The technique and structure with which I've learned to manage my mental health is not so outlandish. Strategies that support healthier eating habits, fitness routines, and striving to be an active member of community; these are things lots of people struggle with. Or in many cases, would struggle with, if they were so inclined. These things make a huge difference for anyone, but most pretend it wouldn't matter as a means of coping with the reality that it absolutely would.
Lots of people do not strike me as particularly happy. They spend their lives engaged in routines of not thinking about it, and not doing anything about it. They become addicts and couch potatoes, they treat others like garbage because they're too overwhelmed and stressed out to have any good will to spare. They have terrible life strategies with terrible outcomes, but I'm supposed to envy them for being functional members of society.

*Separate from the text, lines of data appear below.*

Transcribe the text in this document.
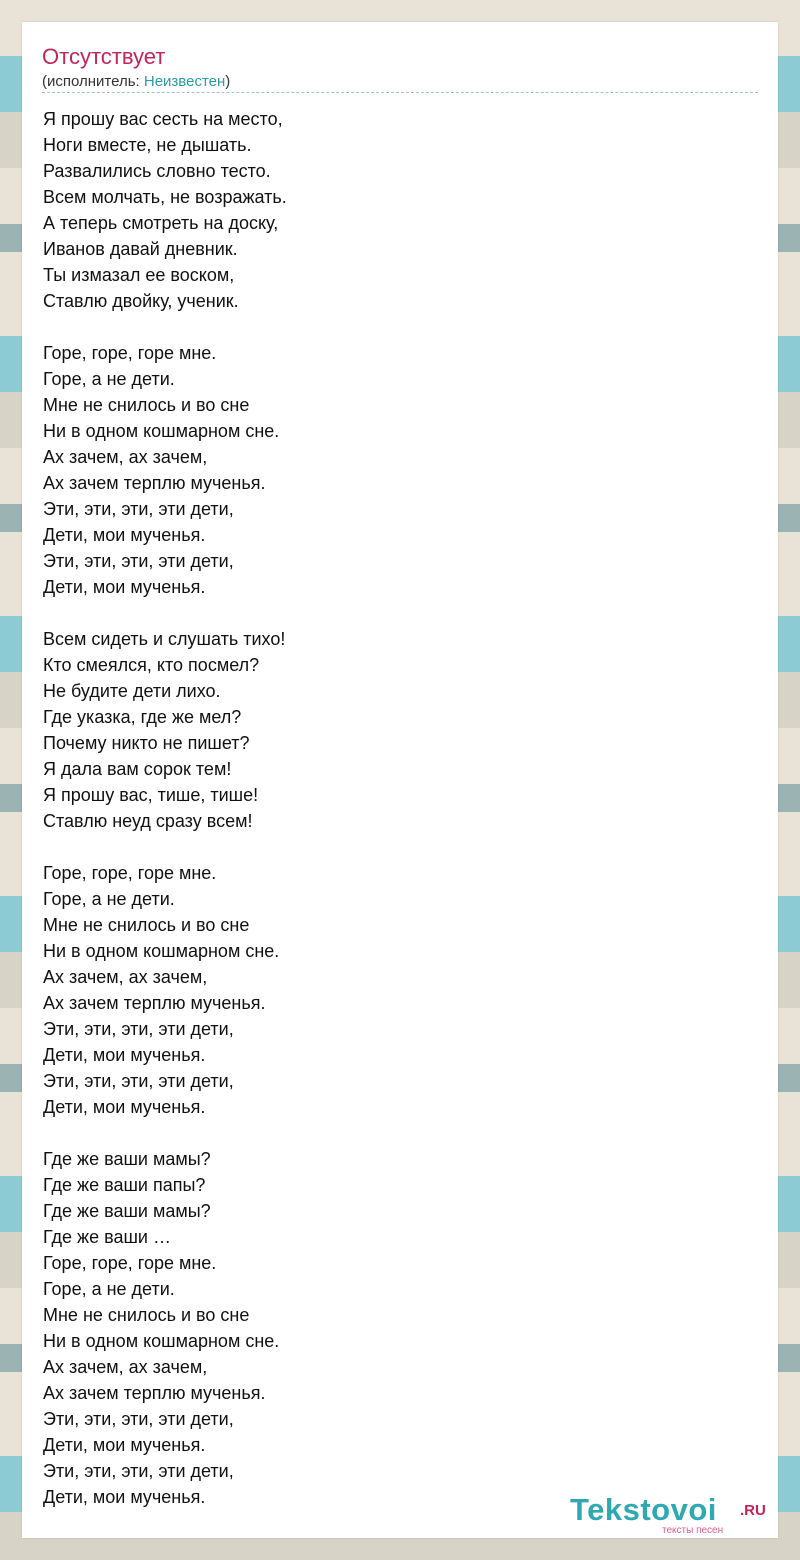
Отсутствует
(исполнитель: Неизвестен)
Я прошу вас сесть на место,
Ноги вместе, не дышать.
Развалились словно тесто.
Всем молчать, не возражать.
А теперь смотреть на доску,
Иванов давай дневник.
Ты измазал ее воском,
Ставлю двойку, ученик.
Горе, горе, горе мне.
Горе, а не дети.
Мне не снилось и во сне
Ни в одном кошмарном сне.
Ах зачем, ах зачем,
Ах зачем терплю мученья.
Эти, эти, эти, эти дети,
Дети, мои мученья.
Эти, эти, эти, эти дети,
Дети, мои мученья.
Всем сидеть и слушать тихо!
Кто смеялся, кто посмел?
Не будите дети лихо.
Где указка, где же мел?
Почему никто не пишет?
Я дала вам сорок тем!
Я прошу вас, тише, тише!
Ставлю неуд сразу всем!
Горе, горе, горе мне.
Горе, а не дети.
Мне не снилось и во сне
Ни в одном кошмарном сне.
Ах зачем, ах зачем,
Ах зачем терплю мученья.
Эти, эти, эти, эти дети,
Дети, мои мученья.
Эти, эти, эти, эти дети,
Дети, мои мученья.
Где же ваши мамы?
Где же ваши папы?
Где же ваши мамы?
Где же ваши …
Горе, горе, горе мне.
Горе, а не дети.
Мне не снилось и во сне
Ни в одном кошмарном сне.
Ах зачем, ах зачем,
Ах зачем терплю мученья.
Эти, эти, эти, эти дети,
Дети, мои мученья.
Эти, эти, эти, эти дети,
Дети, мои мученья.	Tekstovoi .RU
тексты песен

At what cost? People spend their lives in a world of delusion, escapism, and rationalization, not even for their own well being, not as the cost for living a fulfilling life, but because it's what this broken society expects and demands. Others are apparently motivated for functionality, even at the expense of their well being.
Maybe this is often necessary, but that is beside the point. Mental health isn't just when we're malfunctioning. We should all be as mindful of our mental health as for our physical health. We should be realistic about the consequences of the harms we inflict on ourselves and others. Our priorities should line up with those realities, not some fantasy of a transcendent self that can overcome it all. How much damage is done because people believe we can all just suck it up and move on? Then when they're miserable, they have no idea why. Must be a chemical imbalance. Maybe we're all neurodivergent.
I go on about my strategies as if it's necessitated by pathology, but maybe the real difference is just that I think about it a lot more. I believe that I can do better than this, even as my life keeps getting worse. In the US, homelessness keeps going up, suicides keep going up, deaths of despair, overdoses and addiction, poverty, obesity, and preventable medical deaths - and ten times as many people teetering just this side of not falling into any of those categories quite yet.
Clearly, I'm not alone in my suffering. I'm far from alone in being plagued by mental health problems. This is all intertwined with issues of mental illness. I'm alone because of the way I think about it. The way I experience it.